The leaders of the Senate Veterans' Affairs Committee announced a bipartisan agreement on comprehensive legislation that will provide toxic-exposed veterans with healthcare and benefits.

Chairman Jon Tester (D-MT) and ranking member Jerry Moran (R-KS) released a joint statement on the deal on Wednesday, saying they, the Biden administration, and the Veterans Service Organizations had negotiated for more than a year before this agreement.

PENTAGON WATCHDOG FINDS PROBLEMS WITH 'OVER THE HORIZON' STRATEGY IN AFGHANISTAN

“This bipartisan legislation is the most comprehensive toxic exposure package the Senate has ever delivered to veterans in this country’s history,” they said.

The Sergeant First Class Heath Robinson Honoring Our PACT Act of 2022 will expand VA healthcare eligibility for post-9/11 combat veterans, 3.5 million of which were exposed to toxins, create a framework for the establishment of future similar services, strengthen federal research on toxic exposure, improve the Department of Veterans Affairs’s resources, and expand related conditions to the VA’s list of service presumptions.

“For far too long, our nation’s veterans have been living with chronic illnesses as a result of exposures during their time in uniform,” the lawmakers added. “Today, we’re taking necessary steps to right this wrong with our proposal that’ll provide veterans and their families with the health care and benefits they have earned and deserve.
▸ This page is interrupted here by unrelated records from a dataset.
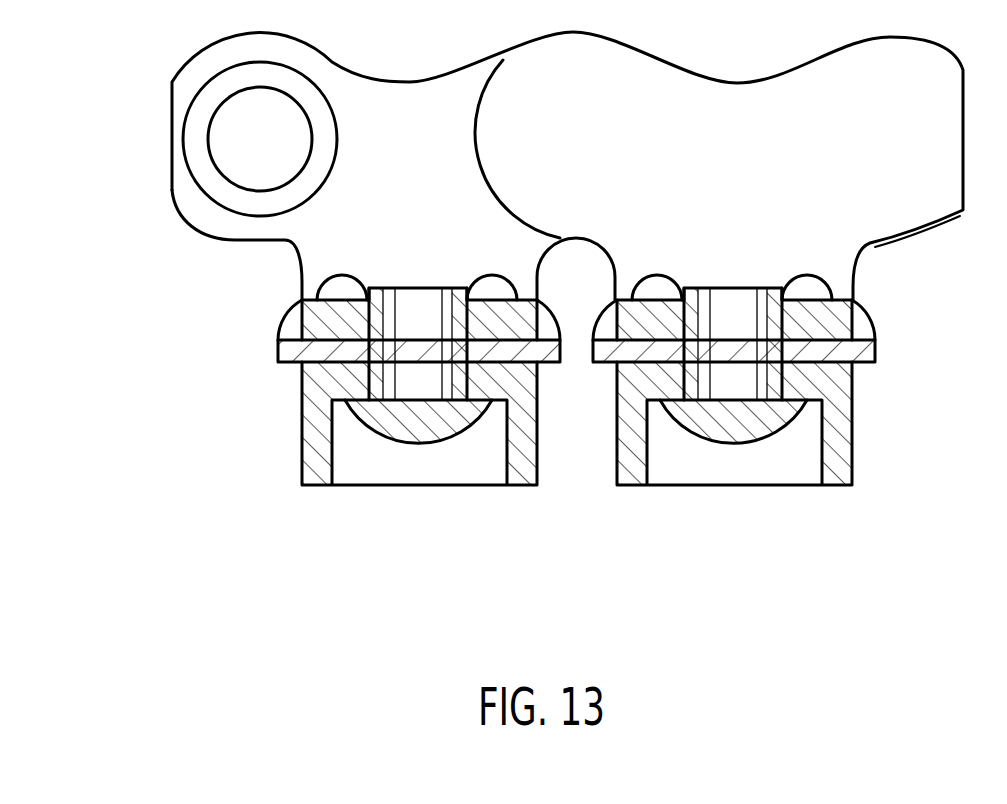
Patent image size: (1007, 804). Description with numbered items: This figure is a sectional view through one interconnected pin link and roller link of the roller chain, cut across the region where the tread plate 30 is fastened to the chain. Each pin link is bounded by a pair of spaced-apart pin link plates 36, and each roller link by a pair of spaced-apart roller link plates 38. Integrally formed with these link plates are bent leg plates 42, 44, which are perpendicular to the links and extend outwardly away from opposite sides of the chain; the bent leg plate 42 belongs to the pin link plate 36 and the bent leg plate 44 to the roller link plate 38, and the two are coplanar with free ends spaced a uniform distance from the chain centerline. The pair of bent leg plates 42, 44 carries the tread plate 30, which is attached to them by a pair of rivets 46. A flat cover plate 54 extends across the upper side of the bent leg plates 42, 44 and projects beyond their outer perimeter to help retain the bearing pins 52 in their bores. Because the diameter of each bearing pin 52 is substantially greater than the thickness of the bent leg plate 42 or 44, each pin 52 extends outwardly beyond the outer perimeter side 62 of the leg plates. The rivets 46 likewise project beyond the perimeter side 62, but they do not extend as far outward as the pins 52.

The tread plate 30 is at (302, 440).
The pin link plate 36 is at (724, 170).
The roller link plate 38 is at (412, 193).
The bent leg plate 42 is at (866, 318).
The bent leg plate 44 is at (300, 320).
The rivet 46 is at (413, 452).
The bearing pin 52 is at (482, 277).
The cover plate 54 is at (278, 350).
The outer perimeter side 62 is at (310, 290).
In addition to providing historic relief to all generations of toxic-exposed veterans, this legislation will improve claims processing to meet the immediate and future needs of every veteran it serves.”

The White House supports the proposed deal.

White House press secretary Karine Jean-Pierre called the agreement “an important step” and said this legislation “will not only help deliver more timely access to benefits and services for veterans and their survivors, it will also ensure that the Department of Veterans Affairs can act more nimbly to add future presumptive conditions when the evidence warrants. And, the legislation will help VA provide our veterans the level of service they deserve.” 

Burn pits were often used to burn waste ranging from mundane trash to munitions to hazardous material and chemical compounds at military sites in Afghanistan and Iraq. The military stopped doing this more than a decade ago, according to CNN.

CLICK HERE TO READ MORE FROM THE WASHINGTON EXAMINER

The exposure from burn pits is frequently discussed as the post 9/11 generation’s Agent Orange, which was a powerful herbicide that the U.S. used during the Vietnam War.  

Should the bill pass, it would also make getting care for exposure to Agent Orange easier as well.